A subject typical of these graceful times, Ruth Zubans has also drawn attention to the inspiration of Monet and Renoir in Fox’s ‘general response to a lifestyle and the Paris ambience, which perhaps aroused unconscious desires connected to his own past, as well as idealization of family life.’2 The unidentified figure of the man, cigar in hand and suitably attired for the occasion, offers his services to the ladies on the occasion of afternoon coffee.3 Relaxation, family engagement and privacy blend equally. As in this study, the sitters’ glances are kept within the picture’s space. In the final painting, however, any sense of viewer intrusion is set aside by the engagingly direct look of the little boy in his red suit.

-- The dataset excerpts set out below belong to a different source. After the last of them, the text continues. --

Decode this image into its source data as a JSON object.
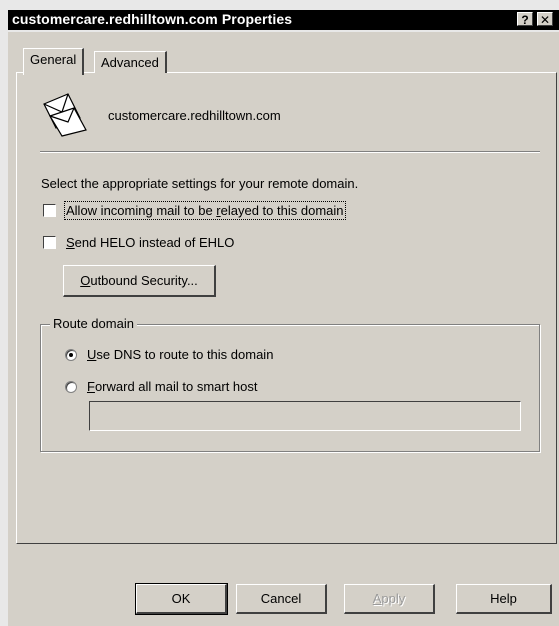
{
  "window": {
    "title": "customercare.redhilltown.com Properties",
    "help_button": "?",
    "close_button": "✕"
  },
  "tabs": [
    {
      "label": "General",
      "active": true
    },
    {
      "label": "Advanced",
      "active": false
    }
  ],
  "general": {
    "domain_name": "customercare.redhilltown.com",
    "instruction": "Select the appropriate settings for your remote domain.",
    "checkboxes": [
      {
        "label_pre": "Allow incoming mail to be ",
        "label_key": "r",
        "label_post": "elayed to this domain",
        "checked": false
      },
      {
        "label_pre": "",
        "label_key": "S",
        "label_post": "end HELO instead of EHLO",
        "checked": false
      }
    ],
    "outbound_button": {
      "label_pre": "",
      "label_key": "O",
      "label_post": "utbound Security..."
    },
    "route_group": {
      "label": "Route domain",
      "options": [
        {
          "label_pre": "",
          "label_key": "U",
          "label_post": "se DNS to route to this domain",
          "selected": true
        },
        {
          "label_pre": "",
          "label_key": "F",
          "label_post": "orward all mail to smart host",
          "selected": false
        }
      ],
      "smart_host_value": ""
    }
  },
  "footer": {
    "ok": "OK",
    "cancel": "Cancel",
    "apply_key": "A",
    "apply_post": "pply",
    "help": "Help"
  }
}
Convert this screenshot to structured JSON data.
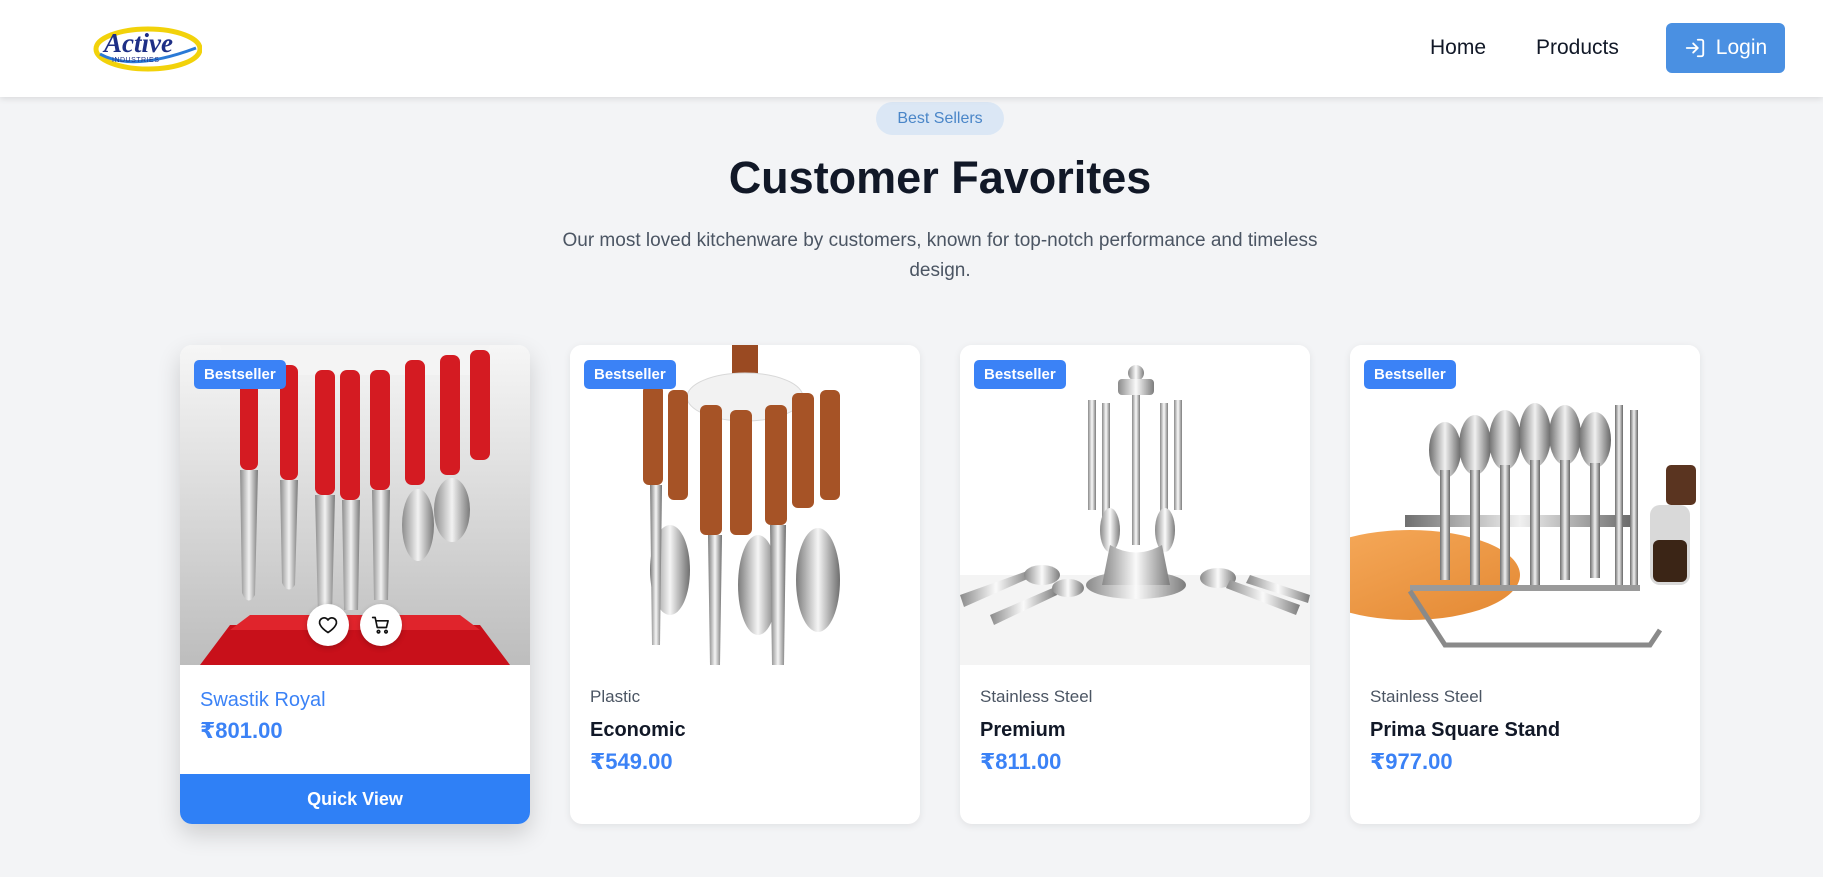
{
  "nav": {
    "logo": {
      "main": "Active",
      "sub": "INDUSTRIES"
    },
    "links": [
      "Home",
      "Products"
    ],
    "login_label": "Login"
  },
  "section": {
    "pill": "Best Sellers",
    "title": "Customer Favorites",
    "subtitle": "Our most loved kitchenware by customers, known for top-notch performance and timeless design."
  },
  "products": [
    {
      "badge": "Bestseller",
      "category": "",
      "name": "Swastik Royal",
      "price": "₹801.00",
      "quick_view": "Quick View"
    },
    {
      "badge": "Bestseller",
      "category": "Plastic",
      "name": "Economic",
      "price": "₹549.00"
    },
    {
      "badge": "Bestseller",
      "category": "Stainless Steel",
      "name": "Premium",
      "price": "₹811.00"
    },
    {
      "badge": "Bestseller",
      "category": "Stainless Steel",
      "name": "Prima Square Stand",
      "price": "₹977.00"
    }
  ],
  "icons": {
    "login": "login-arrow-icon",
    "wishlist": "heart-icon",
    "cart": "cart-icon"
  },
  "colors": {
    "accent": "#3b82f6",
    "login_button": "#4a90e2",
    "pill_bg": "#dbe7f5",
    "page_bg": "#f3f4f6"
  }
}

1. Zubans, R., E. Phillips Fox 1865-1915, National Gallery of Victoria, Melbourne, 1994, p. 56.
For details of the painting see Zubans, 1995, op. cit., cat. 288
2. Zubans, R., E. Phillips Fox: His Life and Art, The Miegunyah Press, Melbourne, 1995, p. 126. See Monet’s Le Déjeuner c.1873, Musée d’Orsay, Paris, and Renoir’s Le Déjeuner des canotiers, 1881, The Phillips Collection, Washington
3. Previously, this delightful study has been misleadingly titled ‘The Waiter’. However, the dress and manner of the figure are not that of a servant but rather, of an equal member of the party.